We continue to grow and enhance time-tested, proven practices. As in previous years, the Cooperative invested in upgrades, replacements, and improvements to our electric grid system to improve resiliency. For Fiscal year 2019, $2.5 million was invested in system upgrades and improvements, reflecting your Cooperative’s ongoing investment to increase system reliability and safety. Right of way maintenance, as explained earlier, is included in that investment as well as, but not limited to, completion of our 1.5-mile reconductor project with pole replacements on Sally Harden Road in Wantage, deployment of new TripSaver II electronic reclosers at locations throughout our system, and replacement of substation reclosers at our Barry Lakes Substation in Highland Lakes. SREC also replaced eight (8) transmission poles and seven (7) distribution poles due to preventative maintenance inspections. Additionally, we replaced 75 security lights on the system with new LED models.
SREC continues to benefit the from its 50-year contract between SREC and the Army, at Picatinny Arsenal. In 2019, improvements, upgrades, and replacements were completed to update and maintain the base’s electric distribution system.
Electric Thermal Storage (ETS) heating continues to benefit members and the cooperative. By replacing fossil fuel burning oil and propane furnaces with electric powered ETS (about 67% of our power source is carbon free). 12 homes installed ETS furnaces last year, bringing the total to 273 houses that now have either an ETS furnace or ETS room units heating their homes. That is over 6 MW of power that we can keep shifted off of our higher cost, peak billing periods each month in the winter.
SREC Resources, a wholly owned subsidiary of Sussex Rural Electric, installed the 12 ETS furnaces and seven (7) ETS room units in 2019 and continues to install Cummins automatic home generators and GenerLink transfer switches, as well as perform other electrical contracting work along with high voltage primary electric work for some commercial customers in the area.
Since 1937, Sussex Rural Electric Cooperative has been dedicated to fulfilling the needs of our community. In 2019, we’ve held ourselves to this commitment, maintaining proactive maintenance and investment to keep power lines, substations, and generation facilities on our grid running securely and smoothly while also focusing on community efforts.

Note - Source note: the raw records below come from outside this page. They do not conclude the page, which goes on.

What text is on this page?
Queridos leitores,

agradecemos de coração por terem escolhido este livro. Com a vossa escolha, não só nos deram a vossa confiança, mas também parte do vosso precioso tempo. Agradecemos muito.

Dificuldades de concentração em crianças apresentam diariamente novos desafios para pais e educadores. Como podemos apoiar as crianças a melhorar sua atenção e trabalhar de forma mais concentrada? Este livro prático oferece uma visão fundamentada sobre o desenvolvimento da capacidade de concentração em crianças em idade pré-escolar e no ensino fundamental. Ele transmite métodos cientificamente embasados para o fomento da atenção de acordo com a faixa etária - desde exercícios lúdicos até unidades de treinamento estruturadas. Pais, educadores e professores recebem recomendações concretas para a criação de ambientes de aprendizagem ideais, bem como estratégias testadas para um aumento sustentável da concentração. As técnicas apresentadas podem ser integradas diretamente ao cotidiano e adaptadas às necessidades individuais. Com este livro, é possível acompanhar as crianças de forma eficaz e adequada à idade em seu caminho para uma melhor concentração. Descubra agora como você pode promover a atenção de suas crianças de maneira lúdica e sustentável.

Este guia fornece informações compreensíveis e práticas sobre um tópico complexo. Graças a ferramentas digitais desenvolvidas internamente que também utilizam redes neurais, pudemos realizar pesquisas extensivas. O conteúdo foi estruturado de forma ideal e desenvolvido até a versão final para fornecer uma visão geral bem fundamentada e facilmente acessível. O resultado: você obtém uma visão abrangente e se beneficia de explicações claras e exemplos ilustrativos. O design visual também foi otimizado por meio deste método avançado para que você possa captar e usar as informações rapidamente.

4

As we look forward into this new decade, clarity and focus are critical. The decisions we made in 2019 are helping lead us into 2020. We have what it takes to succeed - a vision, the people, and the resources to carry us successfully into a brilliant future. At this time last year, we started our annual report with, “We are ever mindful of the future path of the Cooperative, while keeping true to the foundations upon which this community and this Cooperative were built.” 2020 has surprised us all, in this community and across the world, with formidable challenges that have changed our way of living. Despite the current challenging times, we are happy to report to you, our members, that your Cooperative remains mindful of the path forward.